Diante de Verena em seu escritório à porta fechada, estavam Fabiano, Lisiane e a gerente encarregada. O olhar da socialite era de seriedade.
— Pois bem, eu acho que mereço uma explicação.
Fabiano decide falar.
— A culpa foi minha. Eu a beijei.
Lisiane, um pouco envergonhada, abaixa a cabeça e depois, completa:
— Acho que eu me excedi também. Desculpa, Dona Verena!
A socialite encara os dois sérios.
— Aqui é uma empresa de respeito. Tudo bem, meu filho, que você passou por situações difíceis ultimamente, mas essas coisas não podem acontecer aqui dentro, não.

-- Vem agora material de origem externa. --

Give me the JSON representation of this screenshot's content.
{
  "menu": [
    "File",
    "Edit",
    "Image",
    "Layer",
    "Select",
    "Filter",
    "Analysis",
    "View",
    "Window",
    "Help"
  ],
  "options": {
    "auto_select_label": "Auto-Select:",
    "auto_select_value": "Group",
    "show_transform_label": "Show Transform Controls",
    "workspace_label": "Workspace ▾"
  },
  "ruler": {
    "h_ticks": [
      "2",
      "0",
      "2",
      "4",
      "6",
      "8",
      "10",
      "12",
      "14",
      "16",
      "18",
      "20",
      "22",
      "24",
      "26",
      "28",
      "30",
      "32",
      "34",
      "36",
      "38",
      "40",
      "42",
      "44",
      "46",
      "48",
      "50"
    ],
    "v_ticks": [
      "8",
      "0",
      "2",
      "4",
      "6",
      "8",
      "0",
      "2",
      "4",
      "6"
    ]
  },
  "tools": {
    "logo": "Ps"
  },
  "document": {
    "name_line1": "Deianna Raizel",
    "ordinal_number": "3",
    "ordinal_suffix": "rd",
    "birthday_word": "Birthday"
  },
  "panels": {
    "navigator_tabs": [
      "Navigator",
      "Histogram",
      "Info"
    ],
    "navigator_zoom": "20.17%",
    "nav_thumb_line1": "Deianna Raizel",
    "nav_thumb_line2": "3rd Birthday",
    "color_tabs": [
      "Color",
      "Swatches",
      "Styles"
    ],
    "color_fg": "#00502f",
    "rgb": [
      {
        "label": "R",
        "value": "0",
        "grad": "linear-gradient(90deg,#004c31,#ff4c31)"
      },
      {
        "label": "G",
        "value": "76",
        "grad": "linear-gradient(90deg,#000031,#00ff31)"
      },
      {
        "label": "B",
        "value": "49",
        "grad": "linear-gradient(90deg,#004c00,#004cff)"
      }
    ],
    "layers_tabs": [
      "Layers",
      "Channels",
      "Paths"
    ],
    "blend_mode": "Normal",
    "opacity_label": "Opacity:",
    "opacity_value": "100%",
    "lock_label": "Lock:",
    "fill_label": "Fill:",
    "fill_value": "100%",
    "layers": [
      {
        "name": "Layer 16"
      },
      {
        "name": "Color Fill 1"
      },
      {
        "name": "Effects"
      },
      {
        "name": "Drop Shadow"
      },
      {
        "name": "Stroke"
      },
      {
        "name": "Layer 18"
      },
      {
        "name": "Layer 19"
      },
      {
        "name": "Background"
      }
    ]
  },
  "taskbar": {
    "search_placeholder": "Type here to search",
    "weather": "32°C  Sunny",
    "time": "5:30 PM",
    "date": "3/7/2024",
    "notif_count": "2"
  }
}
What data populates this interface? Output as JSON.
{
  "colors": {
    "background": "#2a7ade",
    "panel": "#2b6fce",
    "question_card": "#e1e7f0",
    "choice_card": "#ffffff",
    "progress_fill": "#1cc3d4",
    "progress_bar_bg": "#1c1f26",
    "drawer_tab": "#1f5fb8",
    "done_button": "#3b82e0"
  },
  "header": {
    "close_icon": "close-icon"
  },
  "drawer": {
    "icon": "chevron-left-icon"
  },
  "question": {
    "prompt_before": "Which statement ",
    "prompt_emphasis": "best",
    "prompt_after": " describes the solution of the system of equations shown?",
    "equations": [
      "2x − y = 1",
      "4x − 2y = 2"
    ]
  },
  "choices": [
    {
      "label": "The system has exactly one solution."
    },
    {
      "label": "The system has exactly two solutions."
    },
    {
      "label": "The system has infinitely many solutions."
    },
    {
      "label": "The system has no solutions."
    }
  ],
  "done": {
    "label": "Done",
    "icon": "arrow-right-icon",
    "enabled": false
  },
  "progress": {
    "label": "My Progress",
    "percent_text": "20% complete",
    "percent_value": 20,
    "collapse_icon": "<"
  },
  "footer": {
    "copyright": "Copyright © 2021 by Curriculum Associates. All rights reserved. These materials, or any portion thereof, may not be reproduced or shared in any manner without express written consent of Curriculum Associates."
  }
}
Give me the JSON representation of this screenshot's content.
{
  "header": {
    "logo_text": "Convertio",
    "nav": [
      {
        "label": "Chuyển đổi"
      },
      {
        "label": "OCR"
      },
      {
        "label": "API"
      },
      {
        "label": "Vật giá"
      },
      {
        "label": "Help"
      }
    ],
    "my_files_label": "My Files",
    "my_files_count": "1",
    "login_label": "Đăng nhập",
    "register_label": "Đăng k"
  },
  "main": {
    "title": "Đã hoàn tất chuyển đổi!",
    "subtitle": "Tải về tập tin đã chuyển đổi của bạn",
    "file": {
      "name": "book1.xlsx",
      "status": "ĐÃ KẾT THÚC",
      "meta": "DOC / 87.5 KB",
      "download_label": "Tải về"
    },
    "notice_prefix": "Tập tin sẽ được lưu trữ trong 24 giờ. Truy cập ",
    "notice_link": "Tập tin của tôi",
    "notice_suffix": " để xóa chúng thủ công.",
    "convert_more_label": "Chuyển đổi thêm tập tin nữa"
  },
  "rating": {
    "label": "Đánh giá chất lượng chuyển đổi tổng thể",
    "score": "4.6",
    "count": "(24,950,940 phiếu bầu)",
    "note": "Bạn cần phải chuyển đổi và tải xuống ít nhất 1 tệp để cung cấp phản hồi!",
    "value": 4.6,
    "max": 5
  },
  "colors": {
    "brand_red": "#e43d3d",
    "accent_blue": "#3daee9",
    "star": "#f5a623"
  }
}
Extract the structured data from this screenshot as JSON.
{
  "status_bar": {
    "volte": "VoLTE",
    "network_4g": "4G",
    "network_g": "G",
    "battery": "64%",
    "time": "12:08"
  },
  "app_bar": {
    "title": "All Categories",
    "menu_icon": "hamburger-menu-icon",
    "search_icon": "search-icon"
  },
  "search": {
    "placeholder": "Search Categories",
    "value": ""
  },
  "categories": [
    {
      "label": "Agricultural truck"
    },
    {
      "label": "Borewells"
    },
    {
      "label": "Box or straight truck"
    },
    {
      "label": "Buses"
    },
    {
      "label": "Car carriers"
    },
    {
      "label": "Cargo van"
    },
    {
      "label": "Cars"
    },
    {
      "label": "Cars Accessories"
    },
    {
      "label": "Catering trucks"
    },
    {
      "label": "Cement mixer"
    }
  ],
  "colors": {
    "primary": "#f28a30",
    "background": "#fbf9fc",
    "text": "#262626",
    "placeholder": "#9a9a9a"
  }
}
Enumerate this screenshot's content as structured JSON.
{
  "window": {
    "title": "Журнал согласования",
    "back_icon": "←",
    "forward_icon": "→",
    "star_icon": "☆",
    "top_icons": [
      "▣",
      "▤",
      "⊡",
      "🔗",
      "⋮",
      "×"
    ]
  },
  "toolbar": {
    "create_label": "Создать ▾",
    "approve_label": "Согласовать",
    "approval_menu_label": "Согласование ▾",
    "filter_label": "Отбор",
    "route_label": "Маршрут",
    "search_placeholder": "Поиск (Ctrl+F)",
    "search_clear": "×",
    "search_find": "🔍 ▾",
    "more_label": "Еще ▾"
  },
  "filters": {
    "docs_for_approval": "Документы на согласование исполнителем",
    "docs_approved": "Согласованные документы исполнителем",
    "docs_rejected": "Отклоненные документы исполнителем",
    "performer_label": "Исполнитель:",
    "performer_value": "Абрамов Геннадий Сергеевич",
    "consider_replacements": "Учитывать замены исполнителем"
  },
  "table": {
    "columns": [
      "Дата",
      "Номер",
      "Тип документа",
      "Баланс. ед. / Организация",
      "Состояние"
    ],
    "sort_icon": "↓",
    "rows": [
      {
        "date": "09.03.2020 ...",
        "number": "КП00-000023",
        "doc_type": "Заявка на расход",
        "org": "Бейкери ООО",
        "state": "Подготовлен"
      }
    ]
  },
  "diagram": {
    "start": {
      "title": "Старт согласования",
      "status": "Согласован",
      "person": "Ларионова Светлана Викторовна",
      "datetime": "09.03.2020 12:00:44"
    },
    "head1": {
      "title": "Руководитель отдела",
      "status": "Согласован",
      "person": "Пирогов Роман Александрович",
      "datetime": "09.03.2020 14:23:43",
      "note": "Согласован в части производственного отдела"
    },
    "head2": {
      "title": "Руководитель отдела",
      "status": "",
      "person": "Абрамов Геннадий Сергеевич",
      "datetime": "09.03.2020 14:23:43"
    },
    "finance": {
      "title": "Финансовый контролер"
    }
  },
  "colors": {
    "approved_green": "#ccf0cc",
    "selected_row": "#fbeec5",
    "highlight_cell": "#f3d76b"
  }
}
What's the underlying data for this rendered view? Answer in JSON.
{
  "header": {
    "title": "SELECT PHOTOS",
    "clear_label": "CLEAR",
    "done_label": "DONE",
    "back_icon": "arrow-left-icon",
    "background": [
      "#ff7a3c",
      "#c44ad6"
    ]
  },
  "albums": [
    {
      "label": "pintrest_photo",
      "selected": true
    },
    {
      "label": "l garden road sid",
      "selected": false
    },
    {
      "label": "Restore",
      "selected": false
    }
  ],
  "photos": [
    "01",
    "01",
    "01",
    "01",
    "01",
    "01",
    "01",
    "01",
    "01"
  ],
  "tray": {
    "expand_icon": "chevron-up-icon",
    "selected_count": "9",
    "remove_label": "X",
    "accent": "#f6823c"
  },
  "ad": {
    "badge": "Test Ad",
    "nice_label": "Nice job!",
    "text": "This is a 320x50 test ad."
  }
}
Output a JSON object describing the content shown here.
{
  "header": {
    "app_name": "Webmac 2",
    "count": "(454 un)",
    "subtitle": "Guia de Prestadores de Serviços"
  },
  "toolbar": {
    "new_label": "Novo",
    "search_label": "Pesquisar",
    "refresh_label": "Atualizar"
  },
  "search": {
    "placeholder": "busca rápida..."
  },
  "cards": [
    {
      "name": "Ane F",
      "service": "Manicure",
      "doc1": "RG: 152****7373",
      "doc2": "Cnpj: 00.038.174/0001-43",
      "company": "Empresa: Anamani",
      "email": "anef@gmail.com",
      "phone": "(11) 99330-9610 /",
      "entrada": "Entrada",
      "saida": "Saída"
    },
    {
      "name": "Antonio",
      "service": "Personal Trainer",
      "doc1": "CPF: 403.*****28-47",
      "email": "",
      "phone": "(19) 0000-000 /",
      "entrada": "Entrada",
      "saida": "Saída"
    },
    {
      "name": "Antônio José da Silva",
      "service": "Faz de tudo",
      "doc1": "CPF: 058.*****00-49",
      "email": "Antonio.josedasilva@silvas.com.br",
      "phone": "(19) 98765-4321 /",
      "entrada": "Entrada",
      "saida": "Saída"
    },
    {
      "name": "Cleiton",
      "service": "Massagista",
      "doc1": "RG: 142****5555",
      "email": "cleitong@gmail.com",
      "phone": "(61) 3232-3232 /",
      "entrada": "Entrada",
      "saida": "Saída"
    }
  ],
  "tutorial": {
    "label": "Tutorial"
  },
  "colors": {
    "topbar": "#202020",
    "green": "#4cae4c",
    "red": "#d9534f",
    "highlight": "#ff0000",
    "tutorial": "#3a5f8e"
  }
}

— Me perdoa, minha mãe, mas eu nem pensei na hora. Só queria estar com ela— diz Fabiano, se declarando pra Lisiane na frente da mãe. — eu não me importei com mais nada na hora. Tenho sentimentos, mãe!
Verena muda sua expressão e reconhece que o filho estava bem resolvido em relação aos sentimentos com aquela jovem.
— Lisiane. — ela o chama pelo nome e faz a jovem erguer os olhos e encará-la de frente. — não se preocupe com o seu emprego, ok? Longe de mim querer te prejudicar aqui!
Lisiane se alivia e Fabiano se sente mais tranquilo.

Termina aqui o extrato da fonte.